Lorsque la physicochimie et les sciences informatiques s'allient, les possibilités sont infinies. Frédéric Vidal (LPPI) et Alexandre Pitti (ETIS) le démontrent au sein de leur projet HASORO, qui vise à concevoir des robots souples et des muscles artificiels.
CY Initiative : Pourriez-vous vous présenter et nous parler de votre carrière ainsi que de vos principales thématiques de recherche ?
Alexandre Pitti : Après un doctorat à l’Université de Tokyo (ISI Laboratory) en 2007, j'ai été chercheur pour l'agence de recherche japonaise JST jusqu'en 2011. J’ai rejoint CY Cergy Paris Université en 2011. J’ai été titulaire de la Chaire d'Excellence CNRS/CY Cergy Paris Université en Robotique Cognitive de 2011 à 2016 et membre du comité GDR Robotique CNRS, GT8 « Robotique et Neuroscience » de 2015 à 2019. Je suis actuellement professeur associé au laboratoire ETIS à l’ENSEA, et responsable du groupe NEURO, qui est constitué de 15 chercheurs et de vingt doctorants et post-doctorants.
Mes travaux de recherche portent sur l'IA incarnée, qui prend en compte le corps comme élément important des fonctions de l’intelligence, comme la spatialité, la coordination sensorimotrice. Le corps lui-même est important, comme sa morphologie, ses muscles, ses senseurs.
Au sein du laboratoire ETIS, nous nous dirigeons un peu plus vers de la robotique souple et bio-inspirée. Nous essayons de comprendre la cognition humaine afin de la modéliser. Dans ce sens, il faut penser le corps du robot avec ses capteurs, et ses moteurs. Par exemple, nous avons mis au point des robots souples et aussi une peau artificielle.
Même si notre expertise est l’informatique, nous nous sommes rendu compte qu’il fallait aller au-delà et qu’il fallait explorer le côté chimique pour être au cœur du matériel ; par exemple, pour créer des muscles artificiels.
CY Initiative : Justement, vous avez été lauréat de l’appel à projets 2024 de CY Initiative avec HASORO. En quoi consiste ce projet ? Et quel est son objectif ?
Ce projet porte sur les robots souples. Il s’agit de robots que nous pourrions inciter à se déplacer ou à agir avec plus de facilité et moins d’effort que les robots rigides classiques. Ces robots souples pourraient aider, notamment en combinant force et souplesse, les personnes dans certaines actions. Cependant, s’ils sont amenés à avoir des interactions physiques et sociales, ils devront pouvoir le faire sans mettre en danger les humains. Par exemple, il faudrait qu’ils soient capables d’éviter les obstacles, de mesurer la force à déployer...

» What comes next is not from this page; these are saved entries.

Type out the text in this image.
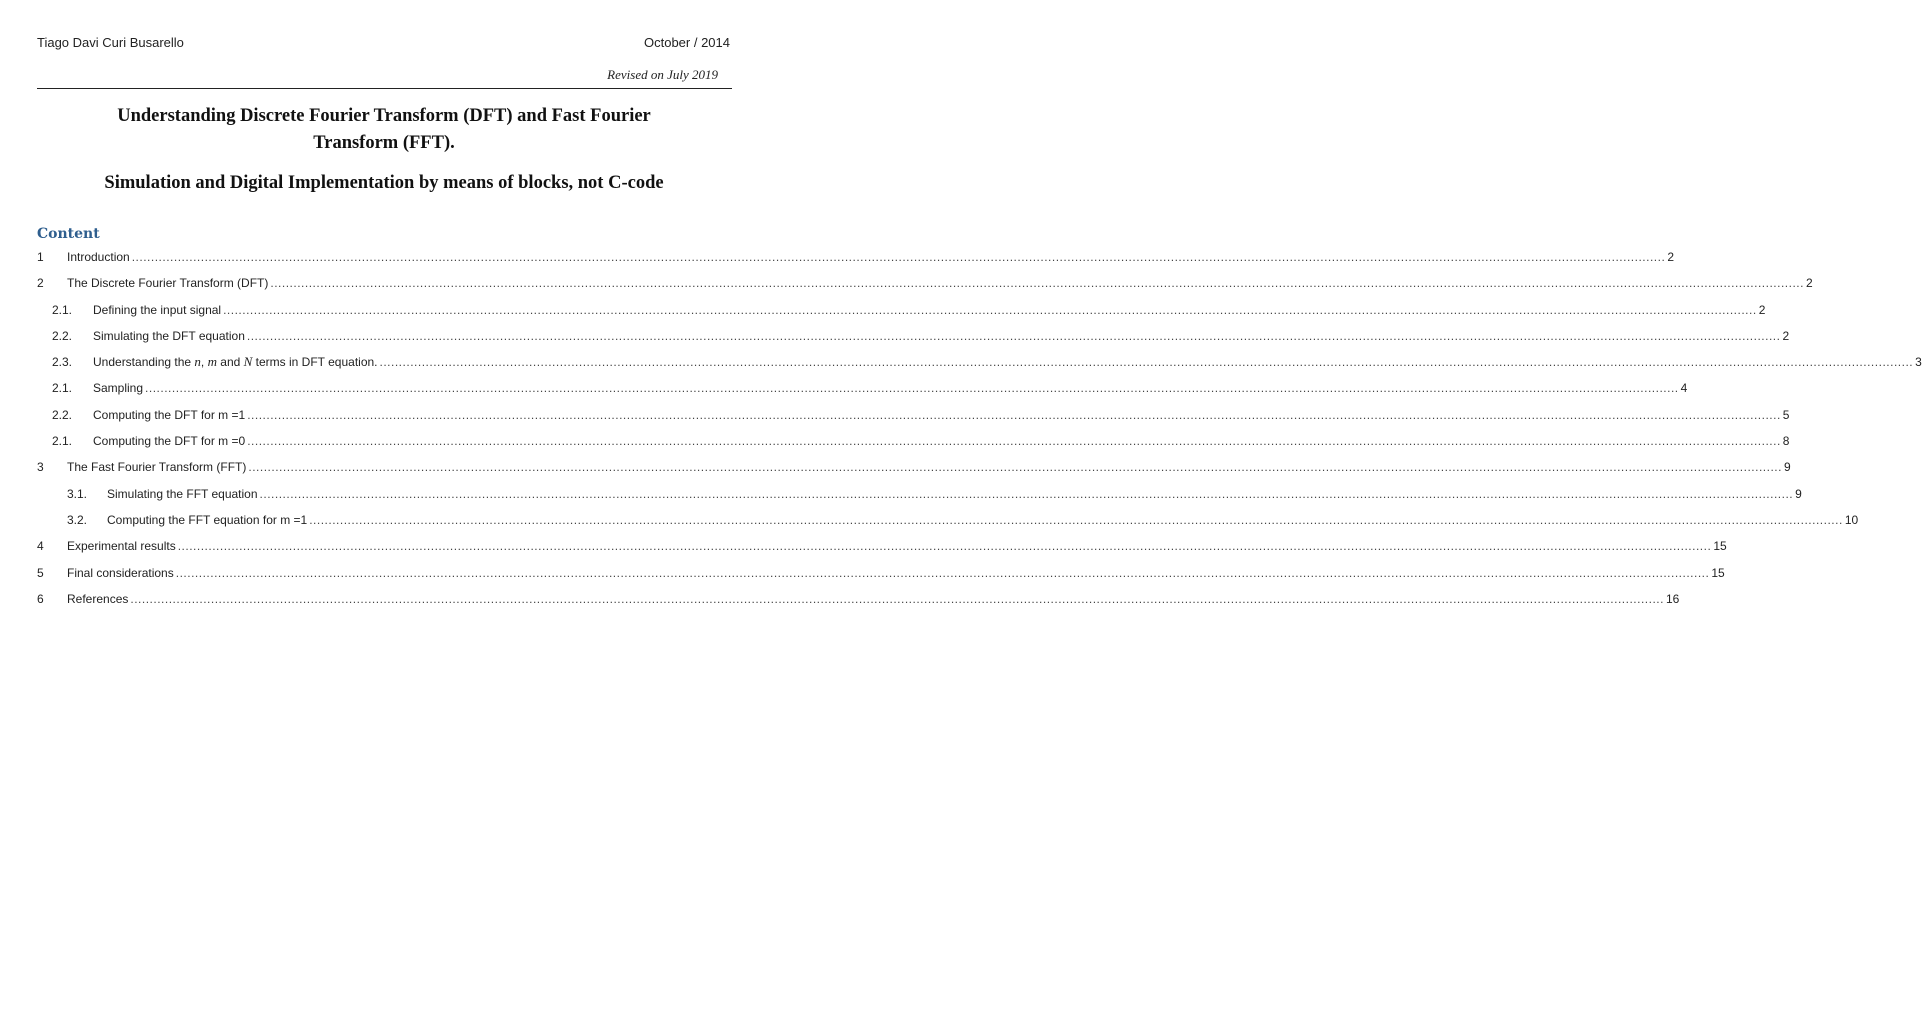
Tiago Davi Curi Busarello	October / 2014
Revised on July 2019
Understanding Discrete Fourier Transform (DFT) and Fast Fourier
Transform (FFT).
Simulation and Digital Implementation by means of blocks, not C-code
Content
1	Introduction ................................................................................................................................................................................................................................................................................................................................................................................................................ 2
2	The Discrete Fourier Transform (DFT) ................................................................................................................................................................................................................................................................................................................................................................................................................ 2
2.1.	Defining the input signal ................................................................................................................................................................................................................................................................................................................................................................................................................ 2
2.2.	Simulating the DFT equation ................................................................................................................................................................................................................................................................................................................................................................................................................ 2
2.3.	Understanding the n, m and N terms in DFT equation. ................................................................................................................................................................................................................................................................................................................................................................................................................ 3
2.1.	Sampling ................................................................................................................................................................................................................................................................................................................................................................................................................ 4
2.2.	Computing the DFT for m =1 ................................................................................................................................................................................................................................................................................................................................................................................................................ 5
2.1.	Computing the DFT for m =0 ................................................................................................................................................................................................................................................................................................................................................................................................................ 8
3	The Fast Fourier Transform (FFT) ................................................................................................................................................................................................................................................................................................................................................................................................................ 9
3.1.	Simulating the FFT equation ................................................................................................................................................................................................................................................................................................................................................................................................................ 9
3.2.	Computing the FFT equation for m =1 ................................................................................................................................................................................................................................................................................................................................................................................................................ 10
4	Experimental results ................................................................................................................................................................................................................................................................................................................................................................................................................ 15
5	Final considerations ................................................................................................................................................................................................................................................................................................................................................................................................................ 15
6	References ................................................................................................................................................................................................................................................................................................................................................................................................................ 16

On veut qu’ils soient souples mais facilement contrôlables, et c’est là que la problématique algorithmique du contrôle devient complexe.

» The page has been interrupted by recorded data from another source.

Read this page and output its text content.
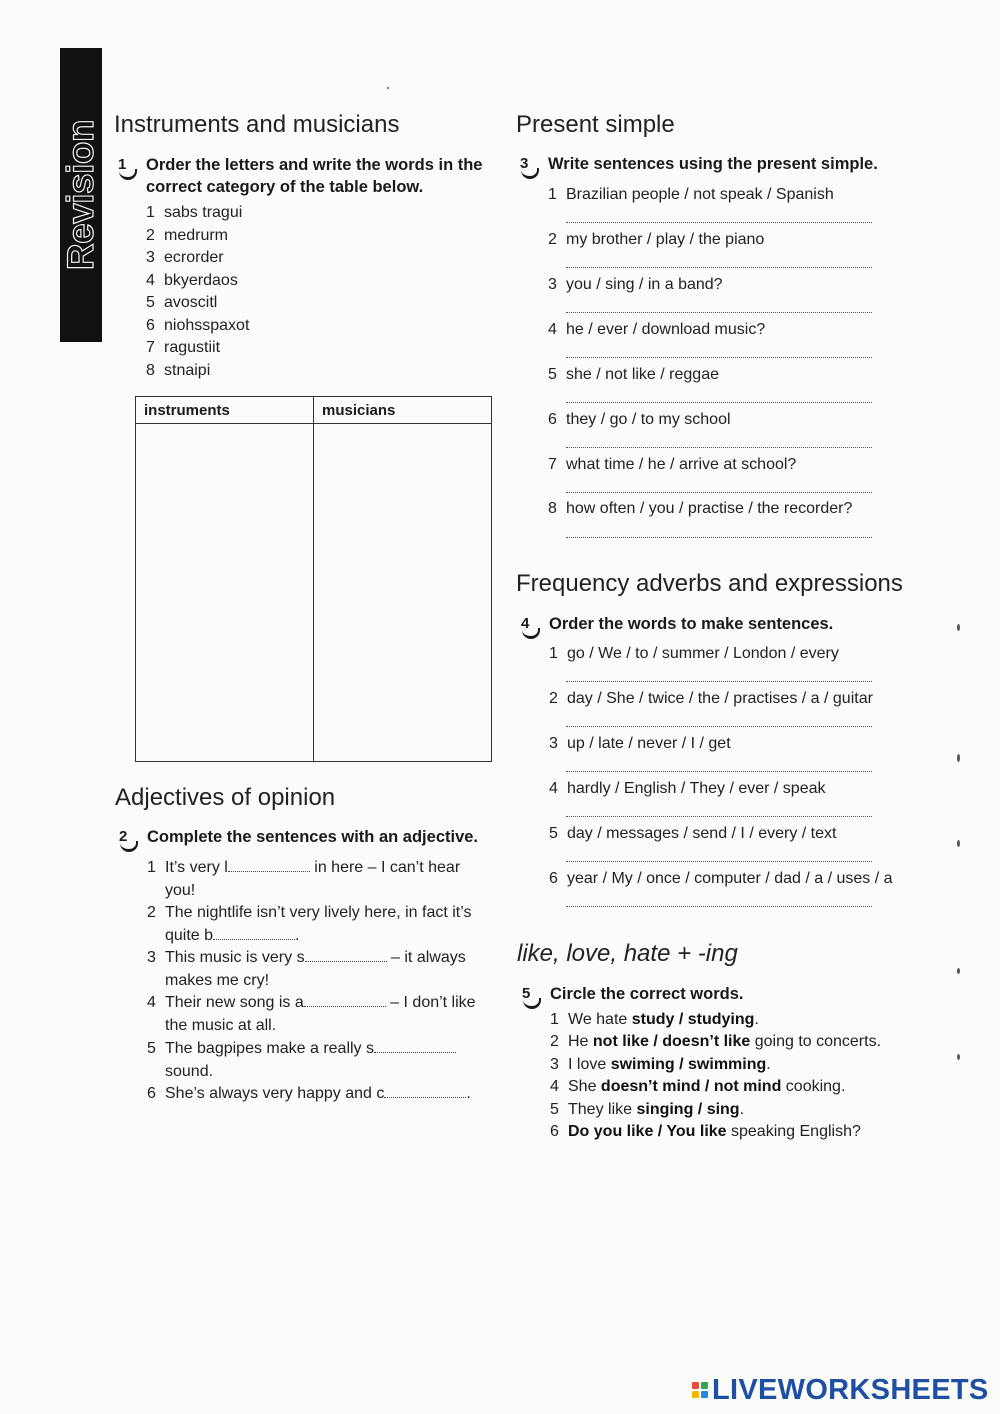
Revision Instruments and musicians
1 Order the letters and write the words in the correct category of the table below.
1 sabs tragui
2 medrurm
3 ecrorder
4 bkyerdaos
5 avoscitl
6 niohsspaxot
7 ragustiit
8 stnaipi
instruments	musicians

Adjectives of opinion
2 Complete the sentences with an adjective.
1 It’s very l	in here – I can’t hear you!
2 The nightlife isn’t very lively here, in fact it’s quite b	.
3 This music is very s	– it always makes me cry!
4 Their new song is a	– I don’t like the music at all.
5 The bagpipes make a really s sound.
6 She’s always very happy and c	.
Present simple
3 Write sentences using the present simple.
1 Brazilian people / not speak / Spanish
2 my brother / play / the piano
3 you / sing / in a band?
4 he / ever / download music?
5 she / not like / reggae
6 they / go / to my school
7 what time / he / arrive at school?
8 how often / you / practise / the recorder?
Frequency adverbs and expressions
4 Order the words to make sentences.
1 go / We / to / summer / London / every
2 day / She / twice / the / practises / a / guitar
3 up / late / never / I / get
4 hardly / English / They / ever / speak
5 day / messages / send / I / every / text
6 year / My / once / computer / dad / a / uses / a
like, love, hate + -ing
5 Circle the correct words.
1 We hate study / studying.
2 He not like / doesn’t like going to concerts.
3 I love swiming / swimming.
4 She doesn’t mind / not mind cooking.
5 They like singing / sing.
6 Do you like / You like speaking English?
LIVEWORKSHEETS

Ce projet est porté par deux laboratoires et par deux porteurs de projet complémentaires : le laboratoire ETIS pour la partie informatique, que je représente, et le laboratoire LPPI pour la physicochimie, avec le concours de Frédéric Vidal.
Nous essayons de travailler sur des robots souples et de créer des matériaux conducteurs et piézo-électriques. Quand on les déforme, un courant électrique va être émis afin d’activer des parties du robots. Les équipes de Frédéric Vidal vont ainsi créer les matériaux, et de notre côté nous allons travailler à développer des modèles de contrôle sur cette base. Nous pourrons ainsi travailler avec précision pour développer des matériaux qui répondent au mieux aux besoins. C’est un travail complémentaire entre nos deux laboratoires.
Nous travaillerons également sur les muscles artificiels, en nous basant notamment sur ceux développés par des chercheurs allemands, appelés muscle HASEL (Hydraulic Amplified Self Healing Electrostatic). Il s’agit de muscles qui sont à la fois souples et hydrauliques. En faisant passer un courant extrêmement fort dans un système liquide, on obtient un muscle qui peut se comprimer ou se gonfler.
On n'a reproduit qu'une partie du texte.